Original topic: tikv下线无法缩容掉

| username: 普罗米修斯

[TiDB Usage Environment] Production Environment
[TiDB Version] v3.0.3
[Encountered Problem] Two TiKV nodes have been offline for 2 days, and now the two TiKV nodes are stuck at 40 and 51 stores respectively and cannot be taken offline.
[Resource Configuration]
2 tidb-servers, 3 pd-servers, 8 tikv-servers


The two TiKV nodes that cannot be taken offline (170150, 170152)

Image
Image
After increasing the region-schedule-limit and max-pending-peer-count, the nodes still cannot be taken offline. I plan to transfer the regions in the offline TiKV nodes (170150, 170152) to force them offline. I selected a region in the offline TiKV and performed the following operations:
operator remove 61557
operator add transfer-region 61557 170151 141001 141002
It prompted success, but the region was not transferred. After filtering, I found that the operator operation stayed in the queue for a long time;

After waiting for a while, the operator operation disappeared from the queue, and region 61557 was still not transferred.
Image

| username: 普罗米修斯 | Original post link

Both stores are in an offline state.

| username: tidb菜鸟一只 | Original post link

Is the cluster usable now?

| username: 普罗米修斯 | Original post link

The cluster is still not working, still getting [Err] 9005 - Region is unavailable. A few days ago, the community suggested trying to take TiKV offline, but it got stuck when doing so.

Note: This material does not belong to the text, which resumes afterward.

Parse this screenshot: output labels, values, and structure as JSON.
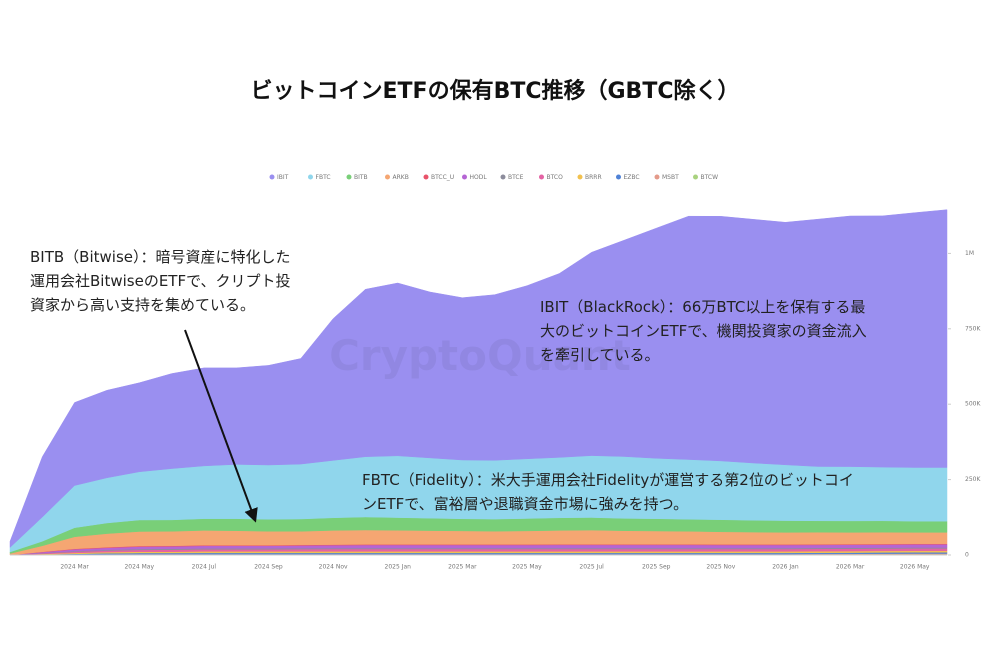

| username: Jolyne | Original post link

You can check if this works.

| username: redgame | Original post link

What configuration is provided for version 3?

| username: 普罗米修斯 | Original post link

This doesn’t work. After the operation, it still hasn’t completed the offline process.

| username: Jolyne | Original post link

| username: 普罗米修斯 | Original post link

I tried the three tricks before, executed unsafe many times, and the number of regions did not go down. This is the region of offline tikv170150 170152.
170150.log (14.7 KB)
170152.log (15.6 KB)
Manual operator also doesn’t work,
Checked the regions that haven’t been migrated


It has been evicting the leader and the execution has been timing out,

Also, adding peers has always been unsuccessful

| username: 普罗米修斯 | Original post link

Hybrid deployment

| username: Fly-bird | Original post link

Did you solve it?

| username: 普罗米修斯 | Original post link

Problem solved.

| username: 普罗米修斯 | Original post link

Clear the PD cache to allow regions to regenerate replicas and repair the index.

| username: h5n1 | Original post link

What about the region that records the unsafe storeid?

| username: 普罗米修斯 | Original post link

After clearing the cache, some parts are automatically generated. For those that are not generated, recreate them on the respective store node. Repair the index and delete and rebuild the index.

| username: h5n1 | Original post link

Add a third machine.

| username: 普罗米修斯 | Original post link

However, it’s the client’s machine. We can only make suggestions and see if they accept them.

| username: h5n1 | Original post link

Clearing the PD cache processes all regions, not just the remaining few.

| username: system | Original post link

This topic was automatically closed 60 days after the last reply. New replies are no longer allowed.